The scope for Patagonia Provisions is of course significantly wider than apparel, not least because of the disposable nature of food and its far wider relevance for the general population. Speaking with The New Yorker in May 2015, Patagonia’s Vice President of environmental affairs, Rick Ridgeway, presented an open-minded approach to the prospects of the new provisions arm, typical of the company’s bold strategy. “We are imagining a point out in the future where that business [Patagonia Provisions] is probably going to eclipse the apparel business… because that’s where the biggest problems reside, and that’s also where the biggest solutions reside.”

Earlier this summer, Patagonia Provisions codified the new logic in a 25-minute film, Unbroken Ground, featuring its partners across the US. Director Chris Malloy dug into the stories of the different pioneering farming techniques used to make foods that Patagonia Provisions sells: regenerative farming, diversified crop development and restorative fishing.

patagonia_provisions_bison_regenerative_farming
Bison of the Cheyenne River Ranch, South Dakota

The regenerative farming sequence covers scientific research by Wes Jackson, founder of The Land Institute.
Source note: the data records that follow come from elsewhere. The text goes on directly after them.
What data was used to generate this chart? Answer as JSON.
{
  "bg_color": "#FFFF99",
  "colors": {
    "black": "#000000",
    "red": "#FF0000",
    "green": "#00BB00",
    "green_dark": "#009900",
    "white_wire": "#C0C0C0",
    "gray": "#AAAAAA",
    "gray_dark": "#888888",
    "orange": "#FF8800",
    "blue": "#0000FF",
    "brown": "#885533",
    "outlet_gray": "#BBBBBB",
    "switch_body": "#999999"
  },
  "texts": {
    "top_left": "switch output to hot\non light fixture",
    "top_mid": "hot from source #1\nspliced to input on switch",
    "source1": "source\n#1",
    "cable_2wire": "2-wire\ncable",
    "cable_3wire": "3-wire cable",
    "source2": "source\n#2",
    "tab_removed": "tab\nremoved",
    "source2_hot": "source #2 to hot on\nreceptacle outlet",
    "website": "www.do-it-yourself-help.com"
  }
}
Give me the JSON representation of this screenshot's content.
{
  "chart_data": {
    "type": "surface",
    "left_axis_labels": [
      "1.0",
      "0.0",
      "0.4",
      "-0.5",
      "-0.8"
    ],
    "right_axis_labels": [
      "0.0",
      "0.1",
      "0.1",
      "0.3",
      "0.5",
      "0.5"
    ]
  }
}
Jackson and his team are looking into the development of perennial grains, crops that that don’t require the removal of root stock from soil at each harvest. This helps fix carbon into the soil for longer, reducing erosion and natural soil profiles.

At Cheyenne River Ranch, South Dakota, Dan and Jill O’Brien are engaged in regenerative grazing, using buffalo to retain the native grasses on the Great Plains. In the film, Dan O’Brien comments on the changing mindset towards his ranch. “We’re really grass farmers. Bison help manage, meat is a by-product… Too bad soil is seen as synonymous with dirt. It is more like gold.” In The Land Institute’s research, the amount of science and technology is evident, but even at Cheyenne River Ranch, old world wisdom is combined with advanced machinery to puncture soils and measure their carbon profile. It’s an eclectic and beautiful marriage.

From Skagit Valley, Washington, Stephen Jones directs The Bread Lab toward its mission of diversified crop development. Jones is developing diversity in locally grown organic grains, selling to craft markets that are looking for exceptionally interesting and tasty flavors. Researcher Bethany Econopouly, a graduate student from Washington State University reduces their work to a simpler theme. “We don’t call this genetically modifying. We’re just making a hybrid the way it’s been done for thousands, 10,000’s of years in nature.”

The final chapter of the film takes a look at restorative fishing from Lummi Island Wild, a selective salmon fishery located in the Pacific Northwest. The fishery take their catch through lifting nets beneath running salmon, ensuring no fish are grabbed by the gills, and that any juvenile or endangered species can be thrown back into the ocean. As a result of this discerning approach and literally handling every fish, the operation eliminate all by-catch. It turns out that reef net fishing has been used by First Nations for thousands of years. By comparison, Lummi Island Wild has been operating since 1993, but it has already formed as a kind of commune willing to embrace complexity as a measure to simplify.

The story of Clif Bar and Patagonia involving themselves in production of food no doubt requires treading a sensitive line. Partnerships must be fostered and should make sense for both suppliers and processing components for a relationships at the customer end to remain positive. But ultimately these advancements represent how private enterprise is taking a growing interest in tackling core problems with the same tools that helped them succeed in the first place, primarily around changing the impression of a mode of work that has fallen out of fashion and advancing the awareness of techniques designed to force a leap forward in the future of food.